Barring of service as a credit control measure
A supplier is entitled to suspend or otherwise restrict a new customer's
access to certain services (e.g. long distance calls) as part of
its credit assessment processes. However, Clause 7.2.1 of the Telecommunications
Consumer Protections Code Code requires a supplier to inform
its prospective customer that it intends to do this.
A supplier is also entitled to restrict access to certain services
for an existing customer, as a credit management measure, if it
makes reasonable attempts to inform the customer beforehand.
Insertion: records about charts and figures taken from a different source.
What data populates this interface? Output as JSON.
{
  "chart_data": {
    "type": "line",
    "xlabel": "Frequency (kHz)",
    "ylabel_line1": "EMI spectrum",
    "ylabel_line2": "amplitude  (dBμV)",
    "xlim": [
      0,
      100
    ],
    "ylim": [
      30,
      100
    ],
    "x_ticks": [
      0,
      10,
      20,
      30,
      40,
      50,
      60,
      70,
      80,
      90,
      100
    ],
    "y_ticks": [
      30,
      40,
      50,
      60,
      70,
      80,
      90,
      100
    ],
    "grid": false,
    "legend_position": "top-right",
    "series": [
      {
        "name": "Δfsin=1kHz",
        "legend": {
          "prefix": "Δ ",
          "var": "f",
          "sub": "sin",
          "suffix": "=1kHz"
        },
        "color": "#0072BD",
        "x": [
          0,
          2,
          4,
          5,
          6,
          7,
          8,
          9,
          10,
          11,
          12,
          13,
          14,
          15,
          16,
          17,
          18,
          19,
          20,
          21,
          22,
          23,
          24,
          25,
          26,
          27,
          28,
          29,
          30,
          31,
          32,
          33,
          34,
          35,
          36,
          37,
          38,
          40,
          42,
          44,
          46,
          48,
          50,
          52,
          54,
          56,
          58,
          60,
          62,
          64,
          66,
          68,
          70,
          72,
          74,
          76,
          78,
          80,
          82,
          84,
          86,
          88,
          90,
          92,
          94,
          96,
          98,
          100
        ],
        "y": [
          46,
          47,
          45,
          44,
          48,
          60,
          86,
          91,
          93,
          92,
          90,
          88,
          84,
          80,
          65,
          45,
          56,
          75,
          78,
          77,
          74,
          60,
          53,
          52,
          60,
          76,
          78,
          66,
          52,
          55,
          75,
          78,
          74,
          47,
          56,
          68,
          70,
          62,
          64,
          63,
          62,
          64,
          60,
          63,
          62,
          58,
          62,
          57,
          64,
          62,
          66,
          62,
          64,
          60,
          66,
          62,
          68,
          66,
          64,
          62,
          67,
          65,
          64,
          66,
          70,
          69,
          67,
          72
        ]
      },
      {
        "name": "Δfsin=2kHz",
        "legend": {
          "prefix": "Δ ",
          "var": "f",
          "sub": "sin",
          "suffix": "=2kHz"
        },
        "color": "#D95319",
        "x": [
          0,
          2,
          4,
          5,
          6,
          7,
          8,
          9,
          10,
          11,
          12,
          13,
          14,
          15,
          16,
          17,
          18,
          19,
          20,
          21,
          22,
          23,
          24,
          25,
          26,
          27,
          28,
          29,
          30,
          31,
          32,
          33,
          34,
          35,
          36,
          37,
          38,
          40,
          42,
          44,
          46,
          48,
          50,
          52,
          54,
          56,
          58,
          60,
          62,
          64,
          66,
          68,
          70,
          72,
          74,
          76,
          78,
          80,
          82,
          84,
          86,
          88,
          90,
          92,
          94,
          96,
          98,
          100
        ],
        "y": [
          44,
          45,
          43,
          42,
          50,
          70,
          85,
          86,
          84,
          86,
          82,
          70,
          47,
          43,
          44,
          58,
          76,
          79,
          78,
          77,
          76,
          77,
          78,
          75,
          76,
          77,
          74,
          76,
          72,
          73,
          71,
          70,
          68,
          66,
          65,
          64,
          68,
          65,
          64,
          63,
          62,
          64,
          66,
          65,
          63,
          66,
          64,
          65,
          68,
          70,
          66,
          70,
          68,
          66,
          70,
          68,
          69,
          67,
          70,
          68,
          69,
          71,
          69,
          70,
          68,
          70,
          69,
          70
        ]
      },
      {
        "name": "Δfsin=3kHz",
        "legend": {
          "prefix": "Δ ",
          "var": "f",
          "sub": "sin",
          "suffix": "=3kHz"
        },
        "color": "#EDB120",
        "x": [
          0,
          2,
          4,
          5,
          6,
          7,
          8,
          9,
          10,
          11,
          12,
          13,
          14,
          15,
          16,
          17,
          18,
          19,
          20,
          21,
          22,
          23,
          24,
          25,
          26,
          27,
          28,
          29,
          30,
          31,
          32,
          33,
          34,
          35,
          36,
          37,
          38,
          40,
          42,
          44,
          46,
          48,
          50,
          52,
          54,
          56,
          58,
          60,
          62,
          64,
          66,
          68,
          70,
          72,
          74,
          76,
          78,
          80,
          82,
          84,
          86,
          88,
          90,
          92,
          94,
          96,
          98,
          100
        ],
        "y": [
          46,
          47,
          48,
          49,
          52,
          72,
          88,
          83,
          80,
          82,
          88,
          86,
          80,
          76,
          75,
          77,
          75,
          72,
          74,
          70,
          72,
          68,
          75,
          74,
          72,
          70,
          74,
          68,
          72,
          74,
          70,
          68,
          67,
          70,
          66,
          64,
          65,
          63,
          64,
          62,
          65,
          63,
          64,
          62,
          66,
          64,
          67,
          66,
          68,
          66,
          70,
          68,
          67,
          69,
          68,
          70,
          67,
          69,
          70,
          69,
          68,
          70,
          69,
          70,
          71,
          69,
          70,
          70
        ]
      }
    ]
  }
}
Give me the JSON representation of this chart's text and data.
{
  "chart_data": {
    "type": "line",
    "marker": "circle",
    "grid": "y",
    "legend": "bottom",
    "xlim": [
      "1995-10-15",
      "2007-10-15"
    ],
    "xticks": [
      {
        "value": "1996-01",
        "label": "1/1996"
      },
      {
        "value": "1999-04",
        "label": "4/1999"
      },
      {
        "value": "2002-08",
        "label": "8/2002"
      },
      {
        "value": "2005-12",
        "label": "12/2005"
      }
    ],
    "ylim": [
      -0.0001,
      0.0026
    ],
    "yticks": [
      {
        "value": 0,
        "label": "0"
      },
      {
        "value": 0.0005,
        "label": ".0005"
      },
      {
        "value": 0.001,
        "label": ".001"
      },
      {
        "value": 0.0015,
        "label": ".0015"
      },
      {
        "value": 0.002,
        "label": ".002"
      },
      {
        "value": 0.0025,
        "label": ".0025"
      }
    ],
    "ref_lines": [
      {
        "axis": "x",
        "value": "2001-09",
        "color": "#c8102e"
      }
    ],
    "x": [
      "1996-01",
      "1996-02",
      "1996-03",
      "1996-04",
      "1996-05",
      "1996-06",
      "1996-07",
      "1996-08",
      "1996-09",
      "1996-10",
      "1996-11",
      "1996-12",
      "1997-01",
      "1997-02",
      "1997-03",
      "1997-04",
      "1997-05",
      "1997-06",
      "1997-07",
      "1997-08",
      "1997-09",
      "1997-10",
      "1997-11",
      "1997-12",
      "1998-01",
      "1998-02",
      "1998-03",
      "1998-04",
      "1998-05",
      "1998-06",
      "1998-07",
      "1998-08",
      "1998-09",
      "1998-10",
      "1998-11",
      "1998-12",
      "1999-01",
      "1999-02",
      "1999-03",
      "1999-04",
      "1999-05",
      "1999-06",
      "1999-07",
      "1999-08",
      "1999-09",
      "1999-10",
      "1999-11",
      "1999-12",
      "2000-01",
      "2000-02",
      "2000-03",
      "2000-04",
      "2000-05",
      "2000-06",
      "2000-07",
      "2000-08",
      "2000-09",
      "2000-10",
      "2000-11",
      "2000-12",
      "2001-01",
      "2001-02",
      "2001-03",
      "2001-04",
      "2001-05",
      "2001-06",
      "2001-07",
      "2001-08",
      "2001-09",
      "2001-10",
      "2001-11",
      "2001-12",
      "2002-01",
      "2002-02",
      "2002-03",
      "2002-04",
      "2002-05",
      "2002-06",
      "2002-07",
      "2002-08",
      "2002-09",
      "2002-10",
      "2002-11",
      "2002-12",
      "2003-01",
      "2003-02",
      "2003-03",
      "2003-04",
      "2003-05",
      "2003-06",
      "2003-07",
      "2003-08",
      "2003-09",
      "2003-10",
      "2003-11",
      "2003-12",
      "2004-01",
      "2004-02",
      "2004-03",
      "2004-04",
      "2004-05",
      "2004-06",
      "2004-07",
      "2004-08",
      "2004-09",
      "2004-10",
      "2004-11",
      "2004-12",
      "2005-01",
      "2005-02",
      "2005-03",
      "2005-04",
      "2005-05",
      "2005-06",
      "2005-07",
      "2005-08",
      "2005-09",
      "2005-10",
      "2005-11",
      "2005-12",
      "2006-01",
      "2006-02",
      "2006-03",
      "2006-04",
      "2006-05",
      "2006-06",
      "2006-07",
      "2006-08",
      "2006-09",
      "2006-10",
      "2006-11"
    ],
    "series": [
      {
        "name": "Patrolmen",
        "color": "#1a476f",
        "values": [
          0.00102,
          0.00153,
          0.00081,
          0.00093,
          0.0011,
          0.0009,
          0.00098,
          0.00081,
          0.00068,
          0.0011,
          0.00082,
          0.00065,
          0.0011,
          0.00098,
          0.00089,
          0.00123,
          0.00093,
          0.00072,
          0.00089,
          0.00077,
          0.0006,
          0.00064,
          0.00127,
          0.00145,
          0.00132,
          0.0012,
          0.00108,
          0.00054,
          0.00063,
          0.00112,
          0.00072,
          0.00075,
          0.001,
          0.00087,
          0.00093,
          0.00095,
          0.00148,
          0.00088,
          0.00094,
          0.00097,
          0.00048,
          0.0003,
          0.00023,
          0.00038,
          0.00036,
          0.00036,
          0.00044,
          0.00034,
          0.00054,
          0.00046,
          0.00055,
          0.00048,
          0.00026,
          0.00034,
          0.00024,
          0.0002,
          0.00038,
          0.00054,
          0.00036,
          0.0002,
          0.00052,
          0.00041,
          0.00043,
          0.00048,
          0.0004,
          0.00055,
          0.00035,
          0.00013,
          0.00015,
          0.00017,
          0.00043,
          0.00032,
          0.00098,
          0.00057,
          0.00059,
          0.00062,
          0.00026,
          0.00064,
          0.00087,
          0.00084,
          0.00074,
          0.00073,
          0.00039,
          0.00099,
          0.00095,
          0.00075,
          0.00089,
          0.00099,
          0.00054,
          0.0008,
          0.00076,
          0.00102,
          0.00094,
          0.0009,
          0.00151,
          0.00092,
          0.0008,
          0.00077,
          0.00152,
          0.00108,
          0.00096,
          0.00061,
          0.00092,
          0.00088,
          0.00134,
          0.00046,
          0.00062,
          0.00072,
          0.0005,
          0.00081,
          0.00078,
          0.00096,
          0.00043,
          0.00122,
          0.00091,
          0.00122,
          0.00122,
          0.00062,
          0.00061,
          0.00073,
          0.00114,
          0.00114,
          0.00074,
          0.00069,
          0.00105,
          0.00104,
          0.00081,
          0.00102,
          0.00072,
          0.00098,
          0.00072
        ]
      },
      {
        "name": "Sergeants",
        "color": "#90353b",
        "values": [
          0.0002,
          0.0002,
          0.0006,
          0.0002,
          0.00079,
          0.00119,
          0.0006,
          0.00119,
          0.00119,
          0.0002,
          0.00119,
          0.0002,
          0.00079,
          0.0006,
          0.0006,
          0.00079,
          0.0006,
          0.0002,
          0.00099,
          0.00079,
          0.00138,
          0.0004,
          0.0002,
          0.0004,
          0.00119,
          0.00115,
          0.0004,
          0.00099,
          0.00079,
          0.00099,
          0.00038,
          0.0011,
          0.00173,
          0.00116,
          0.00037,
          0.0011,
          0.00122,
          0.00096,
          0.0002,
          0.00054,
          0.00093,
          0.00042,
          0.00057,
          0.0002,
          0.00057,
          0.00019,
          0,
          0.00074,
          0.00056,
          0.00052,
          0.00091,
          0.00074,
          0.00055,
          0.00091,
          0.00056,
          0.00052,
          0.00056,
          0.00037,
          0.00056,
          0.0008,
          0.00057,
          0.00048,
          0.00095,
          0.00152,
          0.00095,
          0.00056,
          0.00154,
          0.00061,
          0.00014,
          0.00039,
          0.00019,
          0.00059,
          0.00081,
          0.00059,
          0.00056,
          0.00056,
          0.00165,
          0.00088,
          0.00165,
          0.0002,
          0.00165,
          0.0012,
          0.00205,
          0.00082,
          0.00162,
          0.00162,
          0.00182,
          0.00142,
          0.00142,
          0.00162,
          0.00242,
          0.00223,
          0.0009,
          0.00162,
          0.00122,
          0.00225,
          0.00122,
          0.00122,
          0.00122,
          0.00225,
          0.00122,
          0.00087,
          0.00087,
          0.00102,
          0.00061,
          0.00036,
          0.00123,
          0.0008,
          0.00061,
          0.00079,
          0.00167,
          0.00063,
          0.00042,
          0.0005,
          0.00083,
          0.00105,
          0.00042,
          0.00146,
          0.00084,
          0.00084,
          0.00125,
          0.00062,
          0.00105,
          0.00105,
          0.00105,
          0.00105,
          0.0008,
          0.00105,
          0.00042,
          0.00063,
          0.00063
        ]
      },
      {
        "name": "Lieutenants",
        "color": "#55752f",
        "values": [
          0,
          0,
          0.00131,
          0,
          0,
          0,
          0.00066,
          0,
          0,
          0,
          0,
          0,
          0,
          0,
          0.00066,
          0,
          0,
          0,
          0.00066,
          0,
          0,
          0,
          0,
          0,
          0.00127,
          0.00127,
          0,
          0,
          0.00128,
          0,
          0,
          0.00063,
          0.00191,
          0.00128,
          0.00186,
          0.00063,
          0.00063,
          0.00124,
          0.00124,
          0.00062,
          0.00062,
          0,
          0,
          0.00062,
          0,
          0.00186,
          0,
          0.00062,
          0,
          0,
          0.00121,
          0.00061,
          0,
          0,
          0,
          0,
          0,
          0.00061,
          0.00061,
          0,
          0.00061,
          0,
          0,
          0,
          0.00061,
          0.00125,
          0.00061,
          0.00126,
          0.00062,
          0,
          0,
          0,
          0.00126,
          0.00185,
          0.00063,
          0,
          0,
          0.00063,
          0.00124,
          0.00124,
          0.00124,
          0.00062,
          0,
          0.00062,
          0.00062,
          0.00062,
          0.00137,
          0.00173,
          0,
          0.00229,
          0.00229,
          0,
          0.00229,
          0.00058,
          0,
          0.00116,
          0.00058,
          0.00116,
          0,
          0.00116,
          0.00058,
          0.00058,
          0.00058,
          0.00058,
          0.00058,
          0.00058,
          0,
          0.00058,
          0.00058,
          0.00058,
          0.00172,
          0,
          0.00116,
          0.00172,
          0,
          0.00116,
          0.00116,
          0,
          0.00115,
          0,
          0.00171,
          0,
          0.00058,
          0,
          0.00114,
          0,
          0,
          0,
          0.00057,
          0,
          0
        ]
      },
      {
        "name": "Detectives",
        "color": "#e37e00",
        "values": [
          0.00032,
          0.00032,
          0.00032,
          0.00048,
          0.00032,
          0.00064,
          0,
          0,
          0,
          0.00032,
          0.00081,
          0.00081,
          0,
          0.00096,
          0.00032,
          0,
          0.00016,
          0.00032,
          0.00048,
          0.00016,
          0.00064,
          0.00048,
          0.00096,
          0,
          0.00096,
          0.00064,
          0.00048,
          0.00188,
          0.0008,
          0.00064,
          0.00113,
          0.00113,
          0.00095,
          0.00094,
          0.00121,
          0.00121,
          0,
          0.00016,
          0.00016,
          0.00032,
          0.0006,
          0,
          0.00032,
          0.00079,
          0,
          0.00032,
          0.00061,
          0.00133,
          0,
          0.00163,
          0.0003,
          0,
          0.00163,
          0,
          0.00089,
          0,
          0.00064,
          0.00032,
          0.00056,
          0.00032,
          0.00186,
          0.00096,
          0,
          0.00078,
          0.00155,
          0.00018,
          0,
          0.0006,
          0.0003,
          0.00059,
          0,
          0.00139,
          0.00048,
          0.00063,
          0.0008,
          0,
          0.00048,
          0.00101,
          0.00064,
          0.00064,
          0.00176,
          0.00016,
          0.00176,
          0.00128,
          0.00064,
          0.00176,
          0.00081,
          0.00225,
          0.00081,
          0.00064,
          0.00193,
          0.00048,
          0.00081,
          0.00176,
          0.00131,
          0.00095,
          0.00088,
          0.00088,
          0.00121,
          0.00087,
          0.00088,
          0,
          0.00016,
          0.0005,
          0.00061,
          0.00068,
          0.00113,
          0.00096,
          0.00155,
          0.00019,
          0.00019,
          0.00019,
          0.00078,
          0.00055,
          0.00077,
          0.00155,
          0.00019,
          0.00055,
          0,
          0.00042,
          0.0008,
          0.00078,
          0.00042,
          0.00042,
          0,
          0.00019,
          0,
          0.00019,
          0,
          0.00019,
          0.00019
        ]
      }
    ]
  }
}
Under Clause 7.4.8 (a) of the Telecommunications
Consumer Protections (TCP) Code, a provider 'may Suspend or
Restrict a Service without Informing the Customer if [it] (i) assesses
that the Customer or the account status presents an unacceptably
high credit risk or (ii) reasonably suspects Fraud or attempted
Fraud.' However, as a general rule, the TIO still expects a provider
to notify a customer of its intention to restrict, suspend or disconnect
a service by phone or in writing [Clauses 7.4.6, 7.4.7 & 7.4.9
of the TCP Code).
For more information, see the TIO’s Position Statement on
Notification
of Suspension or Disconnection of Service.
For a specific discussion of restricted access to a telephone
service in cases where hardship is claimed, see the TIO’s
position statement on Hardship
and Payment Difficulties.
Where a provider undertakes to impose a 'credit limit' (or ‘cap’)
on a customer's account, or in any way leads a customer to believe
that they will not be able to use their service once charges on
their account have reached a predetermined amount, the TIO expects
a provider to honour such a commitment. The TIO will investigate
complaints about providers failing to impose 'credit limits' in
such cases, even where it is established that a provider may not
have the technical ability to impose a ‘credit limit’.